Innerhalb eines Jahres werden sich mein Weltbild, meine geographischen und kulturellen Kenntnissen verschieben, neu ordnen. Ich werde einen Teil der Welt kennen lernen, der von Armut, Korruption, Drogen und der Hoffnung auf Besserung bestimmt wird, - aber genau so von Gastfreundlichkeit, Freude am Leben und an dem wenigen, das man hat.

Ich verlasse meine Heimat, ohne zu wissen, was Heimat eigentlich ist.

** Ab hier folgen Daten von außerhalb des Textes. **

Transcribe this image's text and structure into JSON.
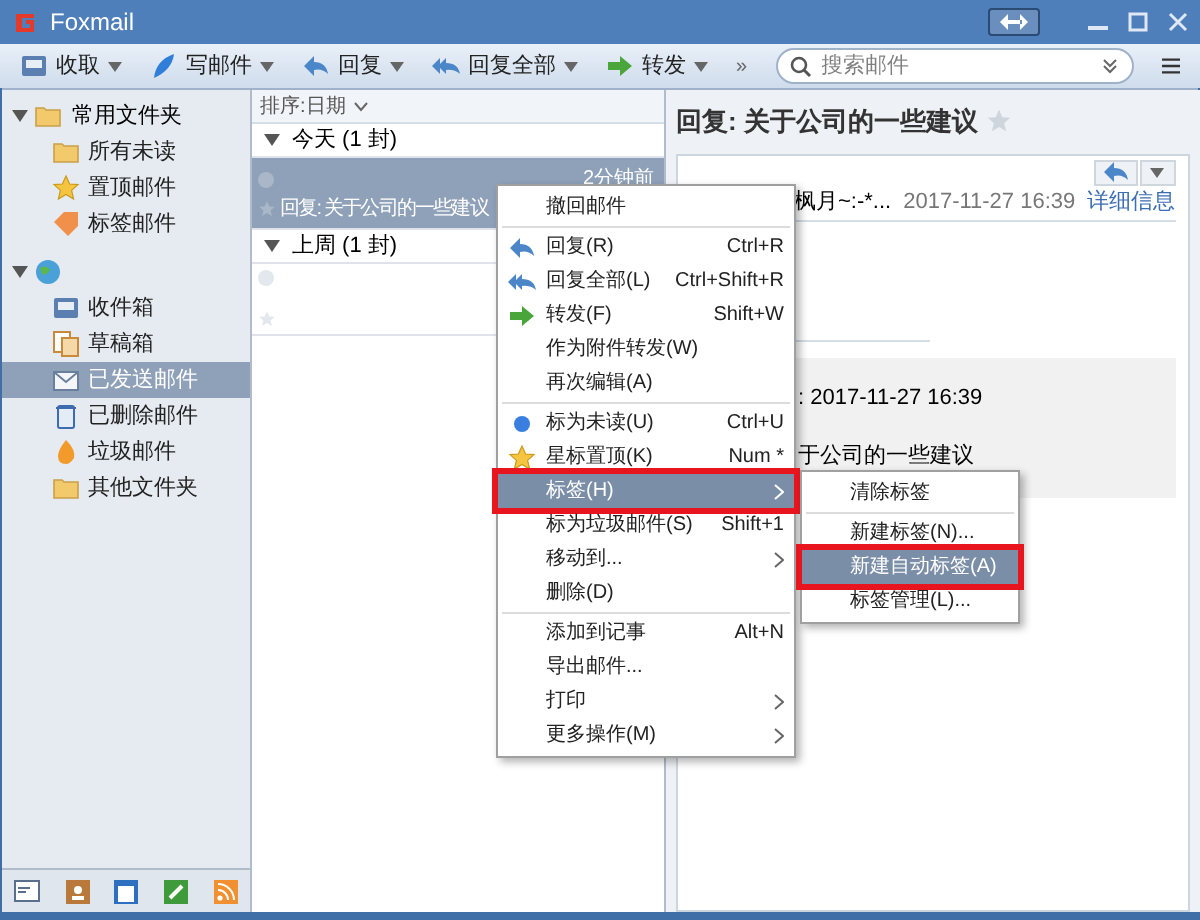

Natürlich werde ich wiederkommen - jedenfalls gehe ich stark davon aus -, aber die Entwicklung, die ich in diesem Jahr vollziehen werde, ist jetzt noch gar nicht abzusehen. Es fällt leicht, über all diese Dinge an einem warmen, geheizten Ort (im Winter) zu schreiben, wenn man von all dem umgeben ist, das man zum Leben braucht. Wie es tatsächlich in Nicaragua aussieht, was sich tatsächlich hinter dem Wort Armut verbirgt und was man als Europäer tun kann oder tun muss, werde ich erst in einem Jahr wissen. Dieser Blog ist daher zweierlei: einerseits eine Informationsstation, die allen, die es interessiert oder auch nur zufällig hierher stolpern, Eindrücke meines Lebens in Nicaragua schildern soll; andererseits eine Gedankenkiste, in der ich all das verarbeiten und mitteilen kann, was ich hier erlebe; im Großen und Ganzen ist es dabei auch ein Beitrag meinerseits, um eine Welt, die unglaublich verknüpft ist und die denkbar unvorstellbar von der Technik und dem Fortschritt profitiert, zu ermöglichen, die sich in all der Schnelllebigkeit auch noch gegenseitig versteht und zuhört.